Artículo publicado en el n.º784 (Nov-Dic 2020)
Contra lo que el título pudiera indicar, no estamos ante un relato de terror. Más bien, este libro plantea un desafío a través de la cual el autor, Juan Pimentel, investigador del Instituto de Historia del CSIC, nos guía: la experiencia del duelo. ¿Es posible elevar la literatura científica, caracterizada por el afán de sistematicidad y, en algunos casos, el encorsetamiento, a una categoría que trascienda el género?
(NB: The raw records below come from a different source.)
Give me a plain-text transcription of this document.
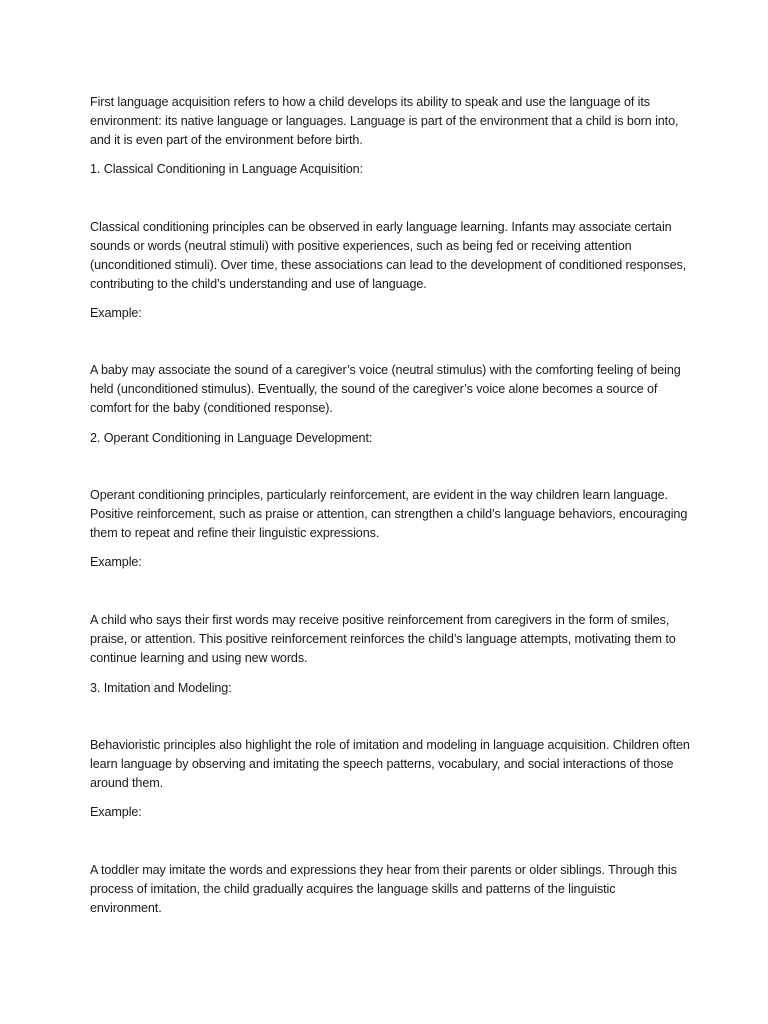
First language acquisition refers to how a child develops its ability to speak and use the language of its environment: its native language or languages. Language is part of the environment that a child is born into, and it is even part of the environment before birth.

1. Classical Conditioning in Language Acquisition:

Classical conditioning principles can be observed in early language learning. Infants may associate certain sounds or words (neutral stimuli) with positive experiences, such as being fed or receiving attention (unconditioned stimuli). Over time, these associations can lead to the development of conditioned responses, contributing to the child’s understanding and use of language.

Example:

A baby may associate the sound of a caregiver’s voice (neutral stimulus) with the comforting feeling of being held (unconditioned stimulus). Eventually, the sound of the caregiver’s voice alone becomes a source of comfort for the baby (conditioned response).

2. Operant Conditioning in Language Development:

Operant conditioning principles, particularly reinforcement, are evident in the way children learn language. Positive reinforcement, such as praise or attention, can strengthen a child’s language behaviors, encouraging them to repeat and refine their linguistic expressions.

Example:

A child who says their first words may receive positive reinforcement from caregivers in the form of smiles, praise, or attention. This positive reinforcement reinforces the child’s language attempts, motivating them to continue learning and using new words.

3. Imitation and Modeling:

Behavioristic principles also highlight the role of imitation and modeling in language acquisition. Children often learn language by observing and imitating the speech patterns, vocabulary, and social interactions of those around them.

Example:

A toddler may imitate the words and expressions they hear from their parents or older siblings. Through this process of imitation, the child gradually acquires the language skills and patterns of the linguistic environment.
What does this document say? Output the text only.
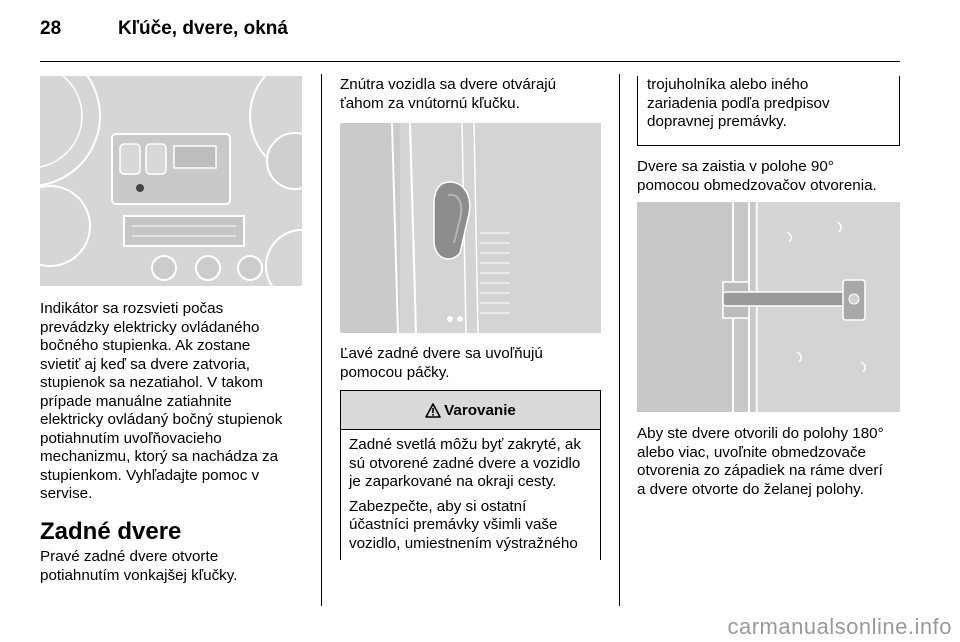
28	Kľúče, dvere, okná

Indikátor sa rozsvieti počas
prevádzky elektricky ovládaného
bočného stupienka. Ak zostane
svietiť aj keď sa dvere zatvoria,
stupienok sa nezatiahol. V takom
prípade manuálne zatiahnite
elektricky ovládaný bočný stupienok
potiahnutím uvoľňovacieho
mechanizmu, ktorý sa nachádza za
stupienkom. Vyhľadajte pomoc v
servise.

Zadné dvere

Pravé zadné dvere otvorte
potiahnutím vonkajšej kľučky.

Znútra vozidla sa dvere otvárajú
ťahom za vnútornú kľučku.

Ľavé zadné dvere sa uvoľňujú
pomocou páčky.

Varovanie

Zadné svetlá môžu byť zakryté, ak
sú otvorené zadné dvere a vozidlo
je zaparkované na okraji cesty.

Zabezpečte, aby si ostatní
účastníci premávky všimli vaše
vozidlo, umiestnením výstražného

trojuholníka alebo iného
zariadenia podľa predpisov
dopravnej premávky.

Dvere sa zaistia v polohe 90°
pomocou obmedzovačov otvorenia.

Aby ste dvere otvorili do polohy 180°
alebo viac, uvoľnite obmedzovače
otvorenia zo západiek na ráme dverí
a dvere otvorte do želanej polohy.

carmanualsonline.info
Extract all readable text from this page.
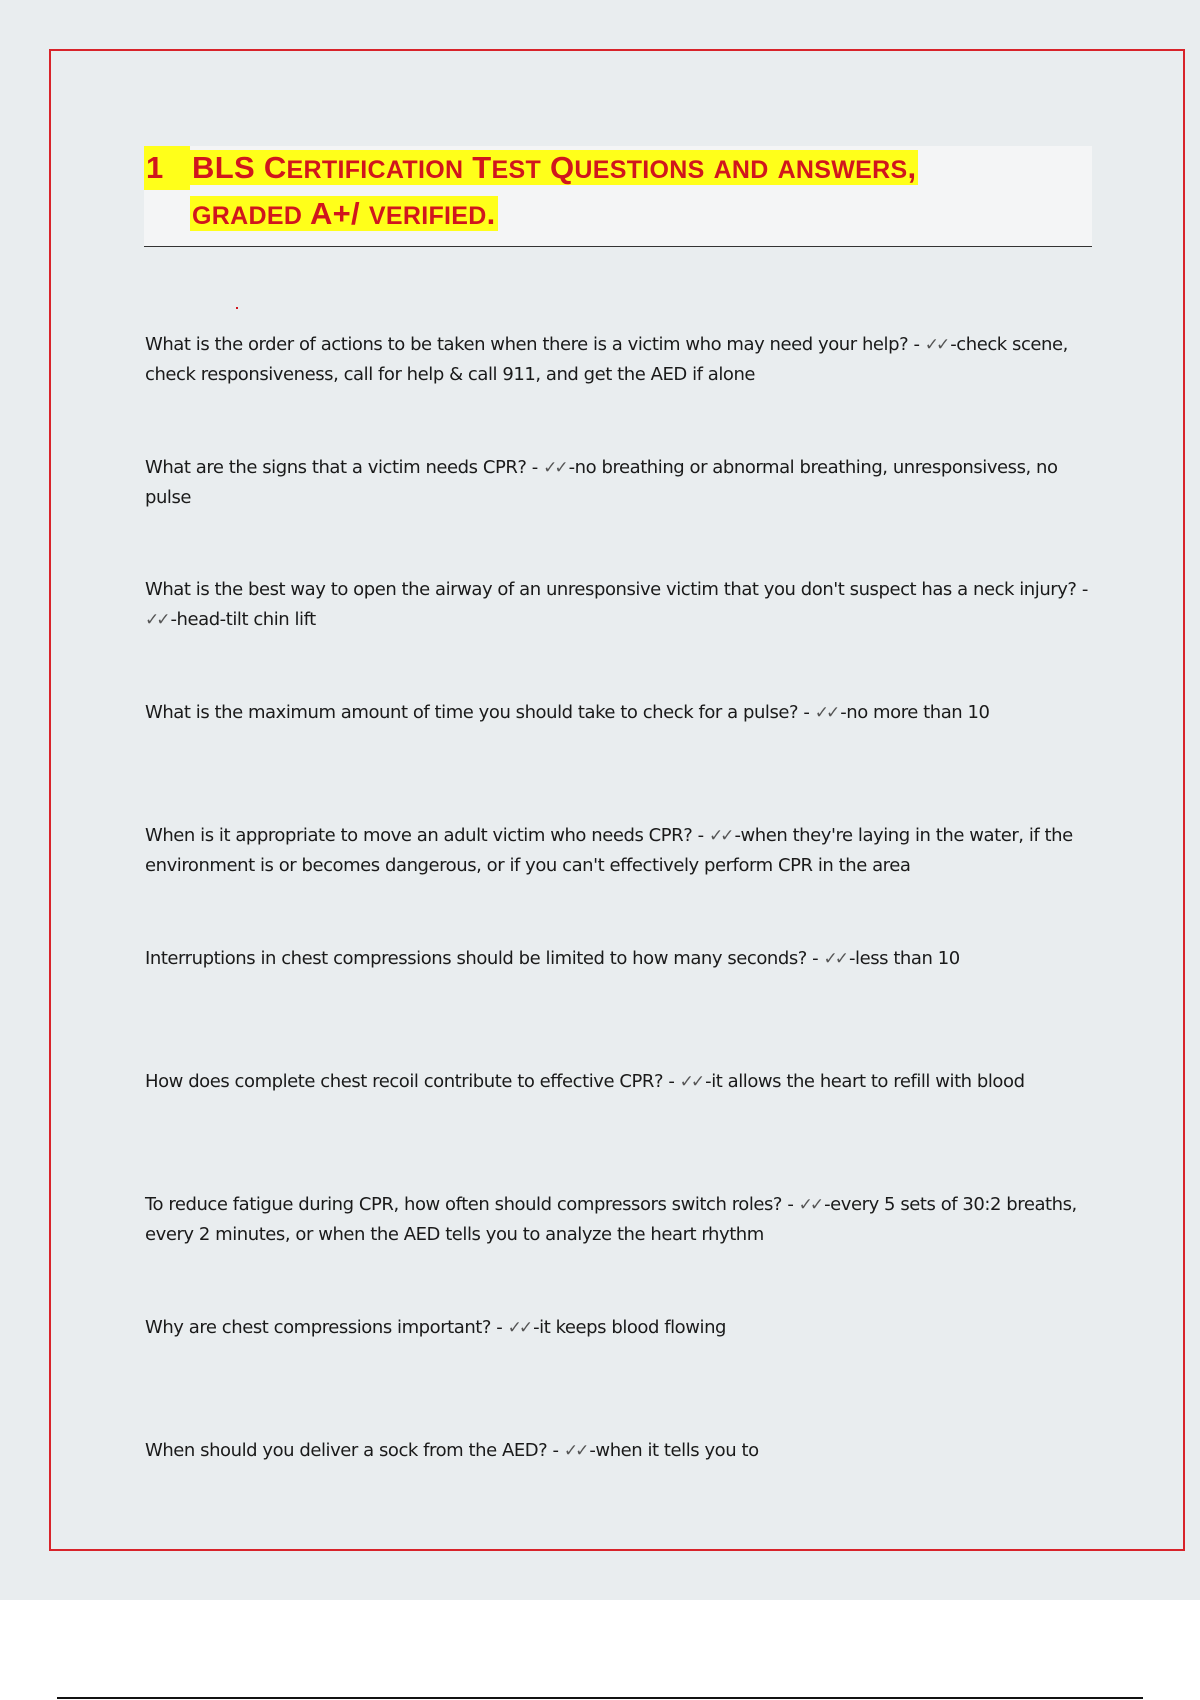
1 BLS CERTIFICATION TEST QUESTIONS AND ANSWERS,
GRADED A+/ VERIFIED.
What is the order of actions to be taken when there is a victim who may need your help? - ✓✓ -check scene, check responsiveness, call for help & call 911, and get the AED if alone
What are the signs that a victim needs CPR? - ✓✓ -no breathing or abnormal breathing, unresponsivess, no pulse
What is the best way to open the airway of an unresponsive victim that you don't suspect has a neck injury? - ✓✓ -head-tilt chin lift
What is the maximum amount of time you should take to check for a pulse? - ✓✓ -no more than 10
When is it appropriate to move an adult victim who needs CPR? - ✓✓ -when they're laying in the water, if the environment is or becomes dangerous, or if you can't effectively perform CPR in the area
Interruptions in chest compressions should be limited to how many seconds? - ✓✓ -less than 10
How does complete chest recoil contribute to effective CPR? - ✓✓ -it allows the heart to refill with blood
To reduce fatigue during CPR, how often should compressors switch roles? - ✓✓ -every 5 sets of 30:2 breaths, every 2 minutes, or when the AED tells you to analyze the heart rhythm
Why are chest compressions important? - ✓✓ -it keeps blood flowing
When should you deliver a sock from the AED? - ✓✓ -when it tells you to
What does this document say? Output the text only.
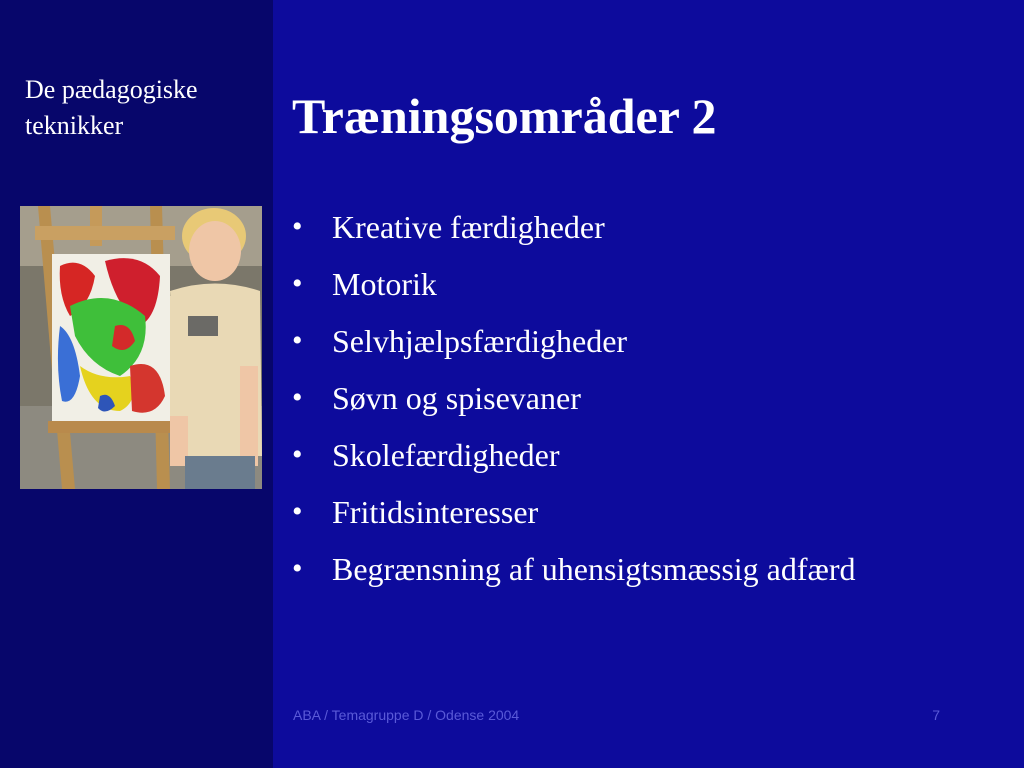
De pædagogiske
teknikker	Træningsområder 2
• Kreative færdigheder
• Motorik
• Selvhjælpsfærdigheder
• Søvn og spisevaner
• Skolefærdigheder
• Fritidsinteresser
• Begrænsning af uhensigtsmæssig adfærd
ABA / Temagruppe D / Odense 2004	7
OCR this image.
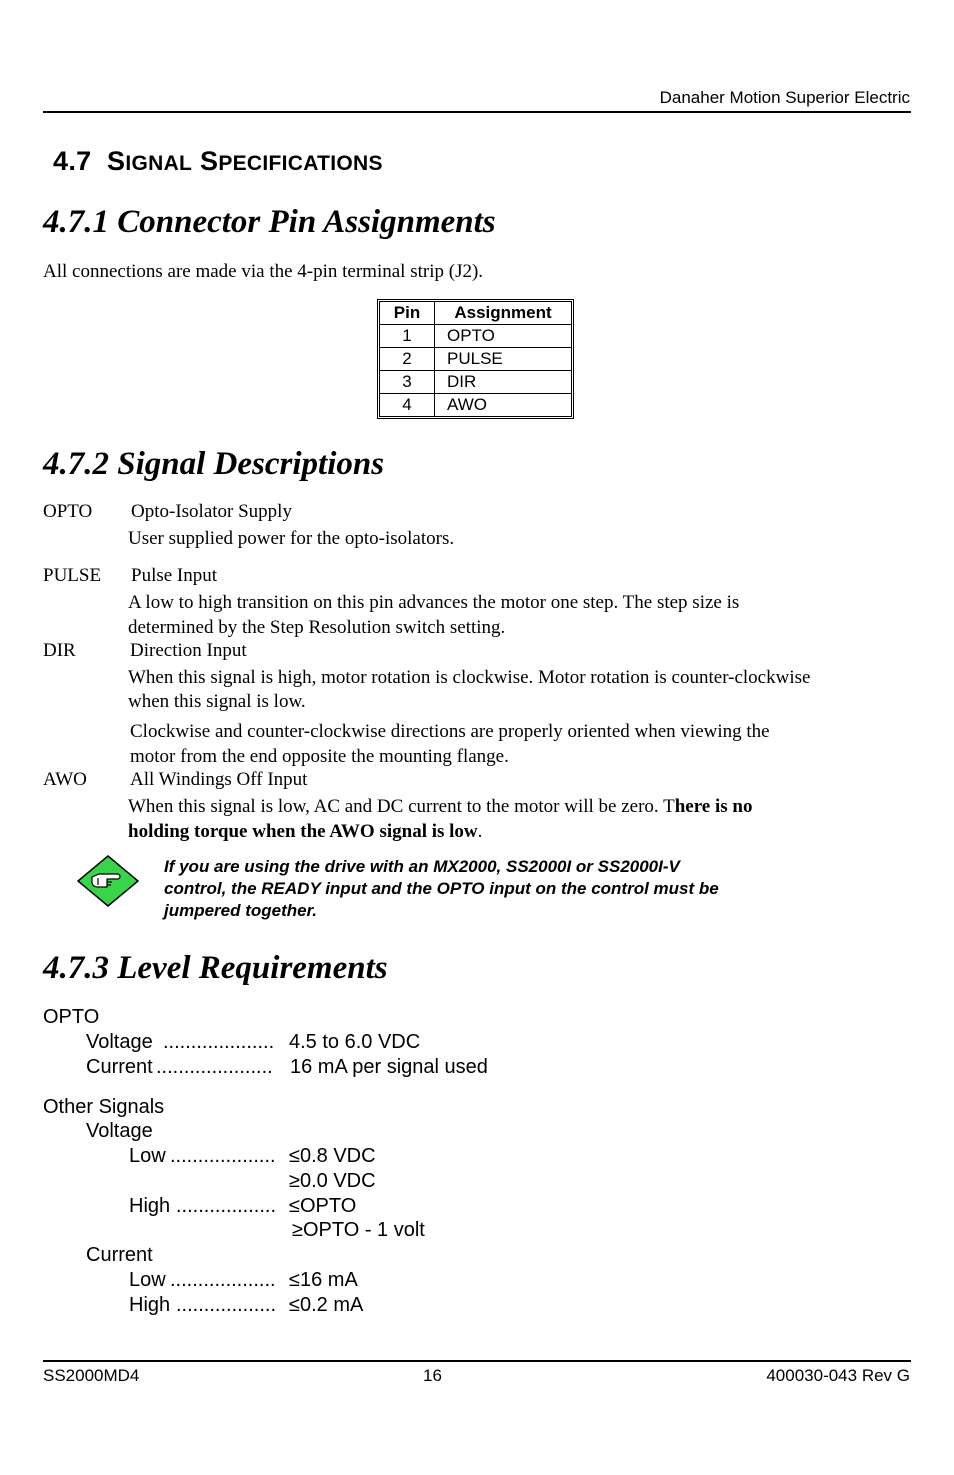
Danaher Motion Superior Electric
4.7 SIGNAL SPECIFICATIONS
4.7.1 Connector Pin Assignments
All connections are made via the 4-pin terminal strip (J2).
Pin	Assignment
1	OPTO
2	PULSE
3	DIR
4	AWO
4.7.2 Signal Descriptions
OPTO Opto-Isolator Supply
User supplied power for the opto-isolators.
PULSE Pulse Input
A low to high transition on this pin advances the motor one step. The step size is
determined by the Step Resolution switch setting.
DIR	Direction Input
When this signal is high, motor rotation is clockwise. Motor rotation is counter-clockwise
when this signal is low.
Clockwise and counter-clockwise directions are properly oriented when viewing the
motor from the end opposite the mounting flange.
AWO All Windings Off Input
When this signal is low, AC and DC current to the motor will be zero. There is no
holding torque when the AWO signal is low.
If you are using the drive with an MX2000, SS2000I or SS2000I-V
control, the READY input and the OPTO input on the control must be
jumpered together.
4.7.3 Level Requirements
OPTO
Voltage .................... 4.5 to 6.0 VDC
Current ..................... 16 mA per signal used
Other Signals
Voltage
Low ................... ≤0.8 VDC
≥0.0 VDC
High .................. ≤OPTO
≥OPTO - 1 volt
Current
Low ................... ≤16 mA
High .................. ≤0.2 mA
SS2000MD4	16	400030-043 Rev G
Aquí reside el valor sustancial de Fantasmas de la ciencia española (Marcial Pons, 2020). La producción bibliográfica del mundo académico transita caminos determinados por las señales que emiten los sistemas de evaluación. Cada vez hay menos espacio para la creatividad, para arriesgar y proponer nuevas miradas a los objetos de estudio —a su vez, sujetos a modas—; y menos para dar a la imprenta —y lograr su publicación— un ensayo global, escrito con el rigor que solo la paciencia concede.
La inquietud nacida de la pregunta “¿hubo ciencia en España?” es el motor que mueve las páginas de este libro. Los ocho capítulos, que abarcan nada menos que desde el año 1513 hasta el 2013, agavillan respuestas que confluyen en un rotundo sí. Claro que la hubo, pero la marginación de la ciencia en la historia cultural de España, en su patrimonio, en fin, es un síntoma de un proceso mal digerido. Pimentel reivindica el legado de nombres del pasado colonial, como los de Francisco Hernández, primer español que dirigió una expedición científica al Nuevo Mundo; o el de José Celestino Mutis, que desempeñó una importante labor botánica en Colombia. Son recuerdos lejanos de épocas que marcaron el rumbo del país, abordados desde un punto de vista que rehúye el ya cansino debate sobre la leyenda negra.
Más cercanos en el tiempo, sobresalen nombres como el de Santiago Ramón y Cajal y Piedad de la Cierva. En el primer caso, hay ecuanimidad en considerarle como el gran héroe científico español, cuyo talento es proporcionalmente inverso a la dignidad con la que se ha tratado su legado material —basta decir que, en el año 2019, se descubrió parte de su herencia en el Rastro—. En el segundo, el autor construye la vibrante semblanza biográfica de una investigadora cuya carrera, a pesar de iniciarse desde una posición privilegiada, no estuvo exenta de zancadillas. Gran mérito de Pimentel el de no quedarse en la capa más superficial de los repetidos nombres masculinos en la aparente primera línea de la ciencia.
La estructura del libro, probablemente el aspecto más original, va encauzando la catarsis. Juan Pimentel se sirve de una voluminosa cantidad de imágenes. No son un simple atrezzo para aligerar el contenido de la obra: la colección es agradable, pero, por otro lado, ¿acaso los hechos traumáticos no superados no atormentan con su presencia intermitente cuando estamos realizando las tareas más cotidianas? “Las imágenes traicionan, los mapas también”, afirma Pimentel.
Hay una cita en el libro que me parece sumamente interesante, de Jack Goody, que expresa que no solo los vivos, sino también los muertos, reciben flores. El respeto que encierra ese acto melancólico subyace en las páginas de este ensayo. El libro de Juan Pimentel nos enseña, además, que solo cerrando el pasado dignamente podremos avanzar.